Income stocks get their name because they provide dividend payments to your portfolio, expanding your returns and investment capital over time. Not only can income stocks boost your overall return on investment, but they can also be an excellent way to diversify the types of stocks you keep in your portfolio.
If you're looking for income stocks to buy right now, here are two well-known names to consider for your list of potential investments.
1. Johnson & Johnson
Johnson & Johnson (JNJ -0.36%) has an impressive history of paying and raising its dividends through up and down markets. The company has increased its dividend every single year for 62 years and counting, and most recently boosted its quarterly dividend by a healthy 4.2%.
J&J's stock has been somewhat volatile over the past three years, and it's up less than 1% in that span. The lack of price performance is part of why the dividend yield is hovering around 3.1%. That's more than double the 1.3% yield of the average stock trading on the S&P 500. Its forward annual dividend is $4.96 per share, or $1.24 on a quarterly dividend basis. Johnson & Johnson maintains a payout ratio of about 73% of earnings. Looking back over the trailing five-year period, Johnson & Johnson has increased its dividend by around 30%, helping drive a total return of around 44% in that time frame (the S&P 500's total return is 110%).
Johnson & Johnson's underperformance in recent years is tied directly to litigation involving its talc products. The company has tried multiple strategies to resolve the issue, including efforts to consolidate its pending talc lawsuits and focus them on a subsidiary created specifically to manage settlement payments through a bankruptcy protection filing.

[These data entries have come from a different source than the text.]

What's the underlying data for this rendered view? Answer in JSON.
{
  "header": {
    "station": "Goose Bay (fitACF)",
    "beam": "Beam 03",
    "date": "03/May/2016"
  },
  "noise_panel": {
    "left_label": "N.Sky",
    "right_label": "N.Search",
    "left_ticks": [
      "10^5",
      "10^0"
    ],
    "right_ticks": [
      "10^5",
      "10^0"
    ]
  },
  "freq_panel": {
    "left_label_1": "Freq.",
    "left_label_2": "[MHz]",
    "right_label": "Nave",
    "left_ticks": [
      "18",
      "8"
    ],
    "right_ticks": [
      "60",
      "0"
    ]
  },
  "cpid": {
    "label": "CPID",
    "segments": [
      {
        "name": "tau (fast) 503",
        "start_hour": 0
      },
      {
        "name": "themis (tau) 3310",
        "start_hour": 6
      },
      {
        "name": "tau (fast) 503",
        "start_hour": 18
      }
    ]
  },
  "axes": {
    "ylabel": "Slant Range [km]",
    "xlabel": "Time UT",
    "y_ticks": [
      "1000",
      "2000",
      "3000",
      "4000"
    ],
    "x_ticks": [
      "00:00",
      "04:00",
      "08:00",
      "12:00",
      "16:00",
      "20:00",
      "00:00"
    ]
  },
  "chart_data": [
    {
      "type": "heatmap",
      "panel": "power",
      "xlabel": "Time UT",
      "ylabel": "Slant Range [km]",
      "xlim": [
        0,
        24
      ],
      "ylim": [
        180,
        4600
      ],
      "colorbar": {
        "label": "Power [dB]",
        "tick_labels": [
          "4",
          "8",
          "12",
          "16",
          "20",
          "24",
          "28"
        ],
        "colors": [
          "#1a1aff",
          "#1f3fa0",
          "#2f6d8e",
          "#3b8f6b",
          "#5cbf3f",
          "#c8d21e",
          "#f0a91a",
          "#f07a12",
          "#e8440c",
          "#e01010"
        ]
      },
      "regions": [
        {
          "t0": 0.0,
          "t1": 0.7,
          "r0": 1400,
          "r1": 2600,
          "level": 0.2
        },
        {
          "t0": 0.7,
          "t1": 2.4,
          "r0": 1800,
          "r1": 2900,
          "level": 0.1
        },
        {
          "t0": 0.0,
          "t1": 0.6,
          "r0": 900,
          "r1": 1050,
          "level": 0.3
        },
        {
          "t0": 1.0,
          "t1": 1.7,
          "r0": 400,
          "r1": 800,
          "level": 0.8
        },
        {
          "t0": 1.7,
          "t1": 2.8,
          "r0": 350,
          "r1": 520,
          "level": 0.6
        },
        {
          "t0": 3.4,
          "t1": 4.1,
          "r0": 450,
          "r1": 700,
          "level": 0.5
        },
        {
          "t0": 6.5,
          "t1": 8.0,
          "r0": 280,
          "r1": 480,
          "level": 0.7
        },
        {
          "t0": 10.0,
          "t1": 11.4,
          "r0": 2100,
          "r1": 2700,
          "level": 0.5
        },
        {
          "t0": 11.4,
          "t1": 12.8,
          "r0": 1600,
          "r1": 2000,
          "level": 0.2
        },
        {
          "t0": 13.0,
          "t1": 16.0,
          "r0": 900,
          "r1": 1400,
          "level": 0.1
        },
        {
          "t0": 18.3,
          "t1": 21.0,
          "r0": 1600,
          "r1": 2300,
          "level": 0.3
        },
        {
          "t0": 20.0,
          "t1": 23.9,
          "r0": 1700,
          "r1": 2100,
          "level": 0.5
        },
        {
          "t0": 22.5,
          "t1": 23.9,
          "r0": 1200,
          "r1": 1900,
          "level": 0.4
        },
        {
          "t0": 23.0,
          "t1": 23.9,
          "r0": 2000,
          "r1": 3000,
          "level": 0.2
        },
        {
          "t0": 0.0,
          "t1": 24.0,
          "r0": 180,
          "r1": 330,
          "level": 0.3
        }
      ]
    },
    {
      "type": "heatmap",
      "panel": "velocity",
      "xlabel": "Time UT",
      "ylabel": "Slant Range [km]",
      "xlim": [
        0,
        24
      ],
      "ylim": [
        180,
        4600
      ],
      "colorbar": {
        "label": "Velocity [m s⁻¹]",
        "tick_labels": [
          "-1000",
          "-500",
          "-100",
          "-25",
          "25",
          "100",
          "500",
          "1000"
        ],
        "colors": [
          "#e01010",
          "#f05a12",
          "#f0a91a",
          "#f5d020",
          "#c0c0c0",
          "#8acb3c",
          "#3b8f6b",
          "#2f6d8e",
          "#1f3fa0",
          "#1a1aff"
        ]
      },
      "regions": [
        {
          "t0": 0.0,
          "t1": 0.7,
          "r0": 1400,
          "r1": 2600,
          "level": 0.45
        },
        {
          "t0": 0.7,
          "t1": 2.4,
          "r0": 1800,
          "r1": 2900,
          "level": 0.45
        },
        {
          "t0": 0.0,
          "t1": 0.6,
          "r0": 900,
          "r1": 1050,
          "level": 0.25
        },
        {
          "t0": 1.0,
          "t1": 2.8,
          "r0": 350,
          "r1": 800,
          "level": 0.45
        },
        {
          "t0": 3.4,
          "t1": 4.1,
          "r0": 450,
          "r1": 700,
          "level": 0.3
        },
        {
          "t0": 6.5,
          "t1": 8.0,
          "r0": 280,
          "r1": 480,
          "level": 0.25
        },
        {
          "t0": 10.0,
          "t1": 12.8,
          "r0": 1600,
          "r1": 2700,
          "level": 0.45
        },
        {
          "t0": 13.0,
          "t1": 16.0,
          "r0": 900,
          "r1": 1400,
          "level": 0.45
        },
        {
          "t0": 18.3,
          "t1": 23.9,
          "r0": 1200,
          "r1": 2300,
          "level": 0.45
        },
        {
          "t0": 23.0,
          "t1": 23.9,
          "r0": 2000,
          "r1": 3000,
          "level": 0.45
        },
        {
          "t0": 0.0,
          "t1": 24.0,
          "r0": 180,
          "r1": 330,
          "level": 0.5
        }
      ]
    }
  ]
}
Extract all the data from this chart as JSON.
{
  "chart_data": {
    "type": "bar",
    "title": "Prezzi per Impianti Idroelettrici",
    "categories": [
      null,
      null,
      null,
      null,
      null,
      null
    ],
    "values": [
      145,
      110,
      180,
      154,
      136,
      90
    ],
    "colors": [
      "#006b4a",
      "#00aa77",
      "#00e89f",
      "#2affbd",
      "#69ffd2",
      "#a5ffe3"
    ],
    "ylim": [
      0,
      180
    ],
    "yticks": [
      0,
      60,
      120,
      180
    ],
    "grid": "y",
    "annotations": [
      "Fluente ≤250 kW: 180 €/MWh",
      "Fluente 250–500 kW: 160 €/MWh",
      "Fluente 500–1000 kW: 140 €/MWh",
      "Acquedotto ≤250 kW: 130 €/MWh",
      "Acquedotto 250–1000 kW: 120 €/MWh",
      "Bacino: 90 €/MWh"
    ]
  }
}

For instance, Johnson & Johnson recently increased its proposed settlement commitment to $8 billion. The company said in its filing that 83% of current claimants and future claims representatives support this latest bankruptcy plan. This approach of consolidating claims into a bankrupt subsidiary has been struck down by multiple courts in the past, so it remains to be seen what will happen with this new case. Still, Johnson & Johnson has already set aside billions to fund any settlement reached while maintaining its shareholder obligations and focusing on business growth.
J&J closed out the most recent quarter with $26 billion in cash on hand, so it could easily pay off those claims and have abundant liquidity left to honor its dividend and other commitments. Johnson & Johnson's net sales rose 4.3% year over year to $22.4 billion in the most recent quarter, while profits totaled $4.7 billion. The company benefits from a wide range of top-selling medical devices and medicines, all of which serve essential needs of healthcare customers and providers. It spun off a slow-growing segment of the business into its own entity in May 2023 so the remaining business can better focus on higher-growth efforts.
This is an extremely resilient business that operates in a relatively stable sector, and it looks like an excellent addition to a diversified portfolio in a variety of market cycles.
2. Coca-Cola
Coca-Cola (KO -0.19%) is another blue chip stock with an impressive history of honoring its dividend obligation to investors. The company has hiked its dividend every single year for 62 years in a row, and its yield based on current share prices is approximately 2.7%. It boasts a forward annual dividend rate of $1.94 per share, or a quarterly per-share dividend of $0.49.
While that 2.7% yield might seem on the lower end of the spectrum, it's down partly because the stock price is up nearly 27% in the past year. The yield over the past decade averaged 3.1%. It's also worth noting that Coca-Cola maintains a manageable payout ratio of approximately 77%, and its dividend has increased more than 20% just in the last five years. If you look at the company's total return in that five-year timeframe, which factors in both share price gains and dividends, it's in the ballpark of 56%.
From a business standpoint, Coca-Cola has been delivering positive financial growth on both the top and bottom lines while introducing new products, including further expansion into the alcoholic beverages category. For example, the company just introduced a partnership with Bacardi Limited to offer BACARDÍ rum and Coca-Cola as a ready-to-drink pre-mixed cocktail, with the initial launch set to take place in Mexico and specific European markets in 2025.
Global unit case volume rose 2% year over year in the second quarter of 2024, enabling 3% net revenue growth and a 10% increase in operating income. Total net revenue came to $12.4 billion for the three-month period, and Coca-Cola delivered free cash flow of $3.3 billion. Over the trailing 12 months, the company has raked in $11 billion in net income, and its total cash position came to $19 billion at the end of the most recent quarter.
Coca-Cola has long been known for moderated growth, from both a share price and a revenue and earnings growth perspective. However, its consistent dividends, underlying core financial strength, and leadership in numerous segments of the beverage market have made it a mainstay for many investors. So, while you're not looking at a lightning growth story here, investors searching for a value-oriented business with a time-proven habit of delivering steady returns can find one in Coca-Cola.